Eggsy’s attacker works for Poppy. They have determined that they need to kill of the Kingsmen, and the results of that initiate a “Doomsday Protocol” that takes Eggsy and Merlin to the U.S. of A. There, they meet the Statesman, who sell whiskey instead of tailored suits. My favorite visual gag of the film is Halle Berry in her Kentucky best, dressed like Colonel Sanders. It’s not on the level of Sam Jackson’s McDonalds scene, but it’s such a small gag that leads me to wonder if the inevitable third film will have another reference to America’s love of fast food joints.

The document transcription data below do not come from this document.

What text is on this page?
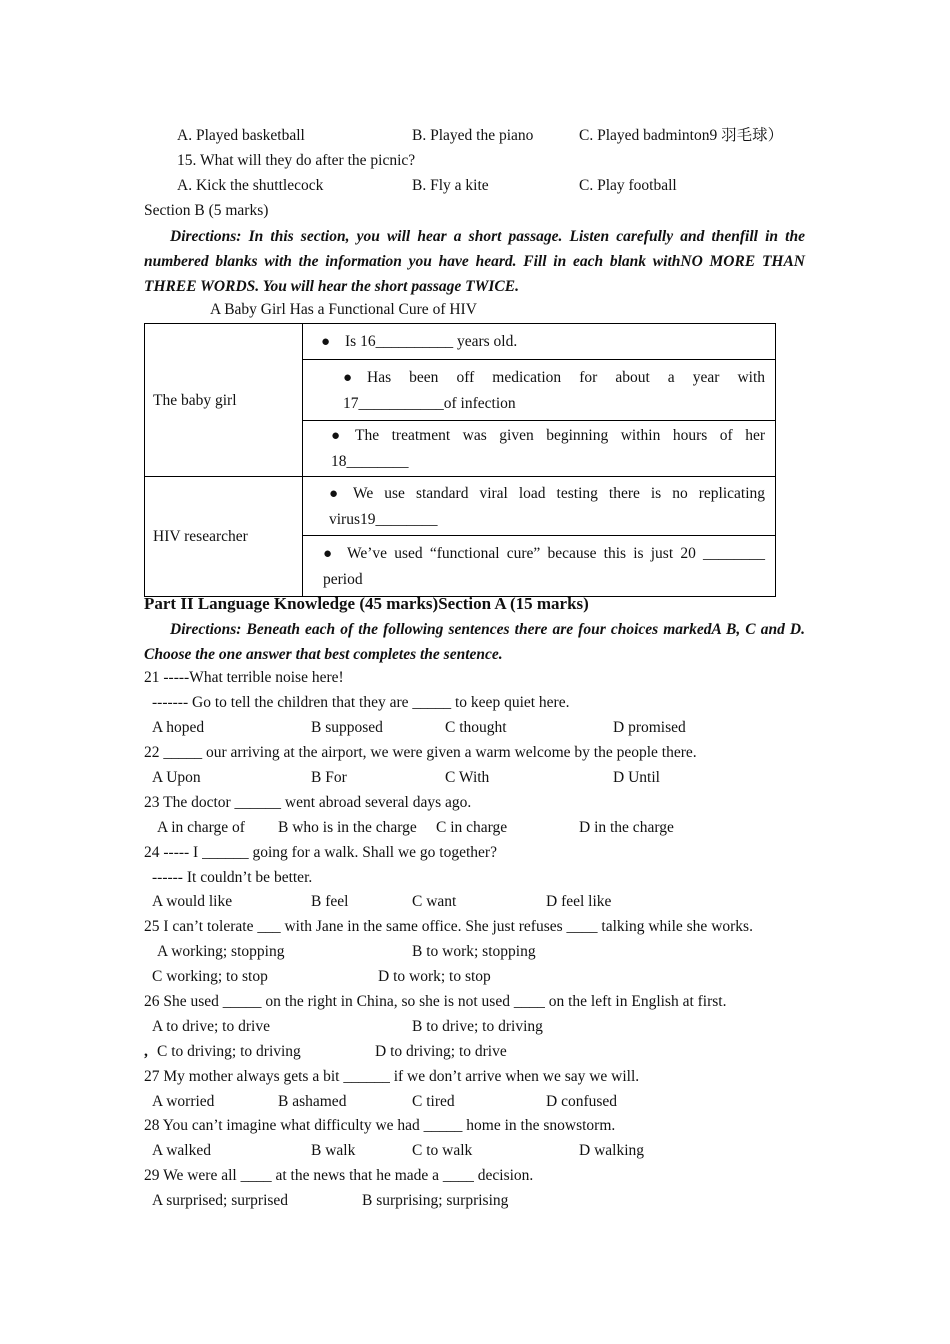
A. Played basketball	B. Played the piano	C. Played badminton9 羽毛球）
15. What will they do after the picnic?
A. Kick the shuttlecock	B. Fly a kite	C. Play football
Section B (5 marks)
Directions: In this section, you will hear a short passage. Listen carefully and thenfill in the numbered blanks with the information you have heard. Fill in each blank withNO MORE THAN THREE WORDS. You will hear the short passage TWICE.
A Baby Girl Has a Functional Cure of HIV
The baby girl	● Is 16__________ years old.

	● Has been off medication for about a year with 17___________of infection

	● The treatment was given beginning within hours of her 18________

HIV researcher	● We use standard viral load testing there is no replicating virus19________

	● We’ve used “functional cure” because this is just 20 ________ period
Part II Language Knowledge (45 marks)Section A (15 marks)
Directions: Beneath each of the following sentences there are four choices markedA B, C and D. Choose the one answer that best completes the sentence.
21 -----What terrible noise here!
------- Go to tell the children that they are _____ to keep quiet here.
A hoped	B supposed	C thought	D promised
22 _____ our arriving at the airport, we were given a warm welcome by the people there.
A Upon	B For	C With	D Until
23 The doctor ______ went abroad several days ago.
A in charge of B who is in the charge C in charge	D in the charge
24 ----- I ______ going for a walk. Shall we go together?
------ It couldn’t be better.
A would like	B feel	C want	D feel like
25 I can’t tolerate ___ with Jane in the same office. She just refuses ____ talking while she works.
A working; stopping	B to work; stopping
C working; to stop	D to work; to stop
26 She used _____ on the right in China, so she is not used ____ on the left in English at first.
A to drive; to drive	B to drive; to driving
, C to driving; to driving	D to driving; to drive
27 My mother always gets a bit ______ if we don’t arrive when we say we will.
A worried	B ashamed	C tired	D confused
28 You can’t imagine what difficulty we had _____ home in the snowstorm.
A walked	B walk	C to walk	D walking
29 We were all ____ at the news that he made a ____ decision.
A surprised; surprised	B surprising; surprising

As the Statesmen and Kingsmen discuss what brought them together, Poppy appears on every television screen to reveal her master plan: she has poisoned all her narcotic. Her rationale is that she, the wealthiest woman, has the power to kill millions, but they will only receive an antidote once the world leaders agree to abolish drug laws. Basically, she’s willing to kill off her consumers to not get caught by the law. One would think that the President of the United States would consider his options, but he too has an ulterior motive: he wants all drug users to die. I would say that this is an outlandish and totally unbelievable scenario, but it’s 2017 and everything is terrible, so why not.
Listen, I love absurd comedy, and I love action movies. This Kingsman has what I perceived to be less violence and blood than the first film. But because it is playing off the biggest Bond tropes, it inevitably inserts a gratuitous sex scene. This one ratchets the final scene from the last film up another notch, in which Eggsy must put a tracking device in someone’s body, and we get what is probably the best example of scopophilia we’ll have this year. This, combined with the less-than-satisfactory concluding message puts my enjoyment, and likely others, in the “it was good except for _” column than it intends.

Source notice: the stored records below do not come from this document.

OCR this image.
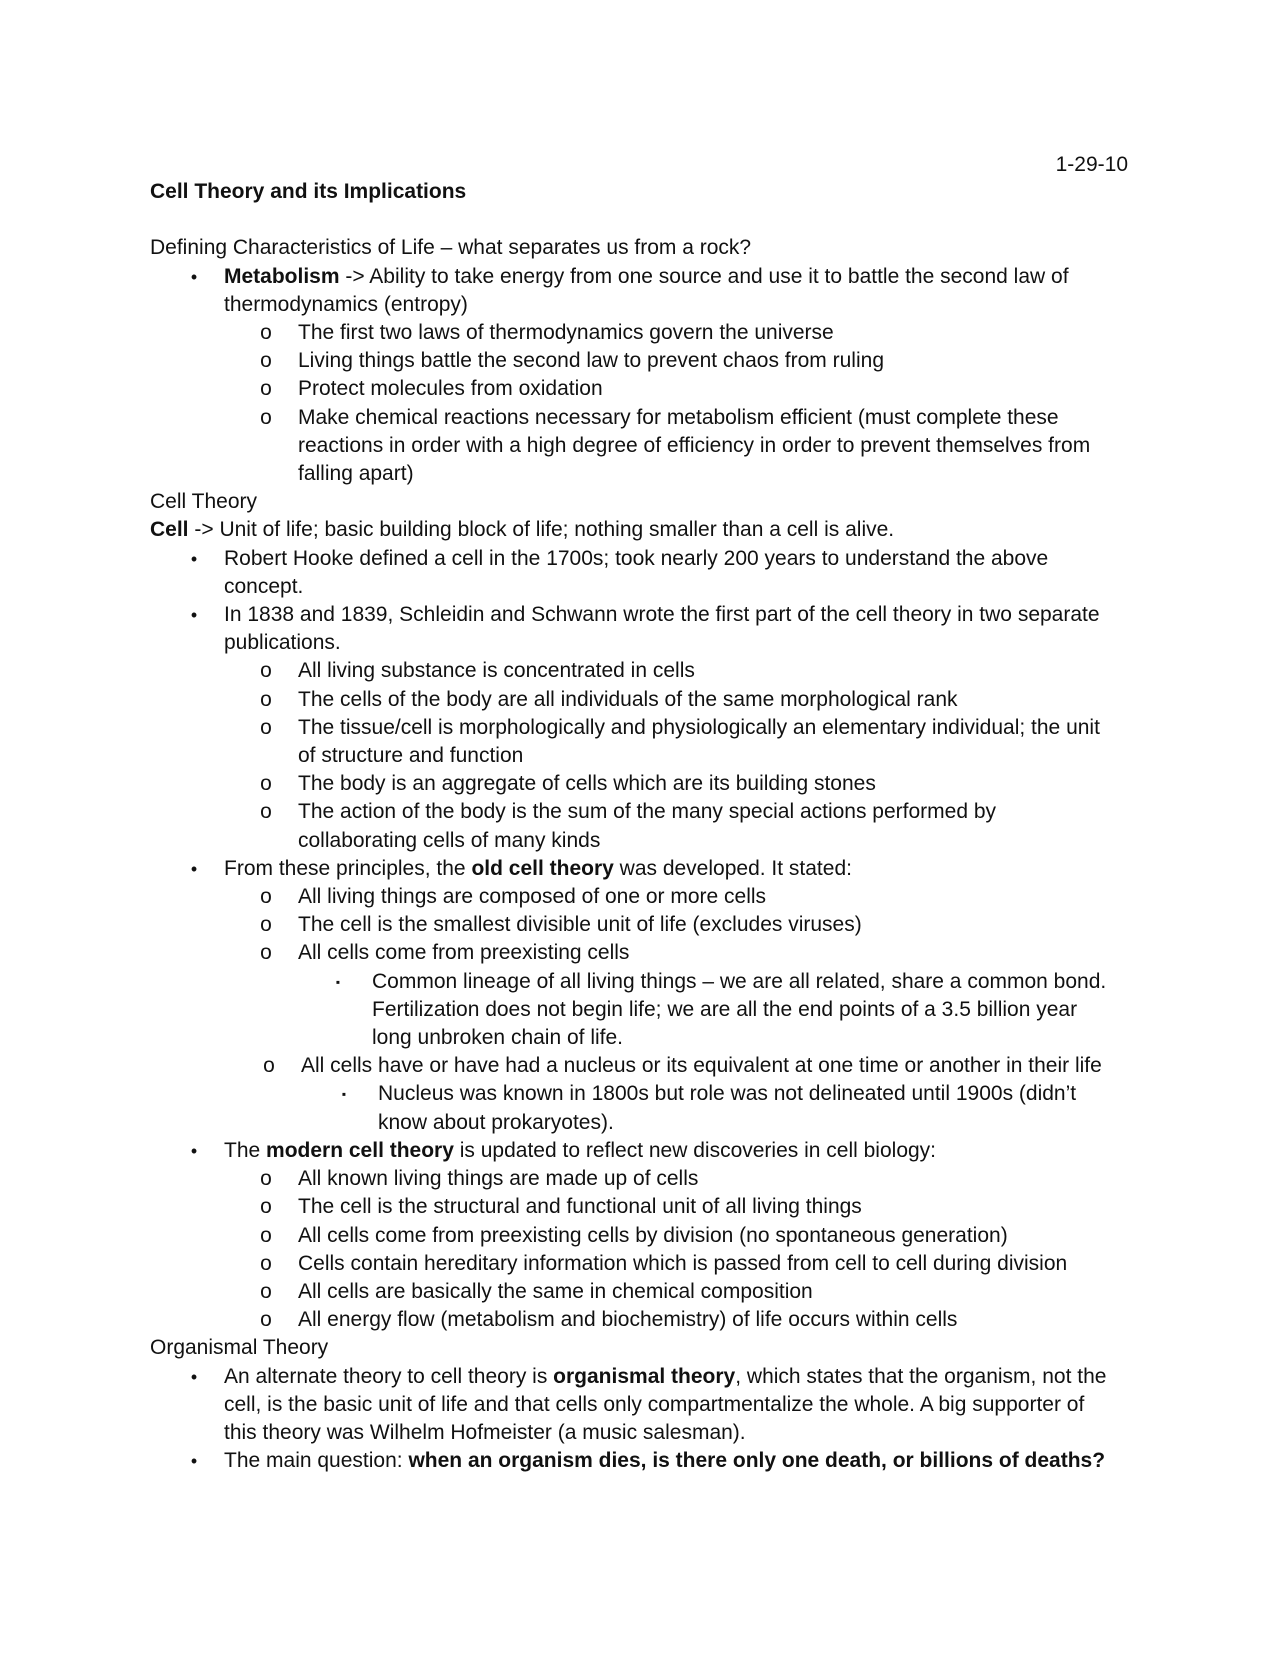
1-29-10

Cell Theory and its Implications

Defining Characteristics of Life – what separates us from a rock?

•	Metabolism -> Ability to take energy from one source and use it to battle the second law of thermodynamics (entropy)
o The first two laws of thermodynamics govern the universe
o Living things battle the second law to prevent chaos from ruling
o Protect molecules from oxidation
o Make chemical reactions necessary for metabolism efficient (must complete these reactions in order with a high degree of efficiency in order to prevent themselves from falling apart)

Cell Theory

Cell -> Unit of life; basic building block of life; nothing smaller than a cell is alive.

•	Robert Hooke defined a cell in the 1700s; took nearly 200 years to understand the above concept.
•	In 1838 and 1839, Schleidin and Schwann wrote the first part of the cell theory in two separate publications.
o All living substance is concentrated in cells
o The cells of the body are all individuals of the same morphological rank
o The tissue/cell is morphologically and physiologically an elementary individual; the unit of structure and function
o The body is an aggregate of cells which are its building stones
o The action of the body is the sum of the many special actions performed by collaborating cells of many kinds
•	From these principles, the old cell theory was developed. It stated:
o All living things are composed of one or more cells
o The cell is the smallest divisible unit of life (excludes viruses)
o All cells come from preexisting cells
▪	Common lineage of all living things – we are all related, share a common bond. Fertilization does not begin life; we are all the end points of a 3.5 billion year long unbroken chain of life.
o All cells have or have had a nucleus or its equivalent at one time or another in their life
▪	Nucleus was known in 1800s but role was not delineated until 1900s (didn’t know about prokaryotes).
•	The modern cell theory is updated to reflect new discoveries in cell biology:
o All known living things are made up of cells
o The cell is the structural and functional unit of all living things
o All cells come from preexisting cells by division (no spontaneous generation)
o Cells contain hereditary information which is passed from cell to cell during division
o All cells are basically the same in chemical composition
o All energy flow (metabolism and biochemistry) of life occurs within cells

Organismal Theory

•	An alternate theory to cell theory is organismal theory, which states that the organism, not the cell, is the basic unit of life and that cells only compartmentalize the whole. A big supporter of this theory was Wilhelm Hofmeister (a music salesman).
•	The main question: when an organism dies, is there only one death, or billions of deaths?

Kingsman: The Golden Circle isn’t meant to be some great achievement; it knows where it belongs and maximizes on its goal of satisfying fans who want more of the same. There’s nothing wrong with creating a formula and embellishing on it. It’s counting on the leads to carry the film, which they do well, but some of the ideas come off less as a play on a trope and more of an exploration of how far that trope can really be stretched. It’s a very fun film, and there are a few great, funny surprises.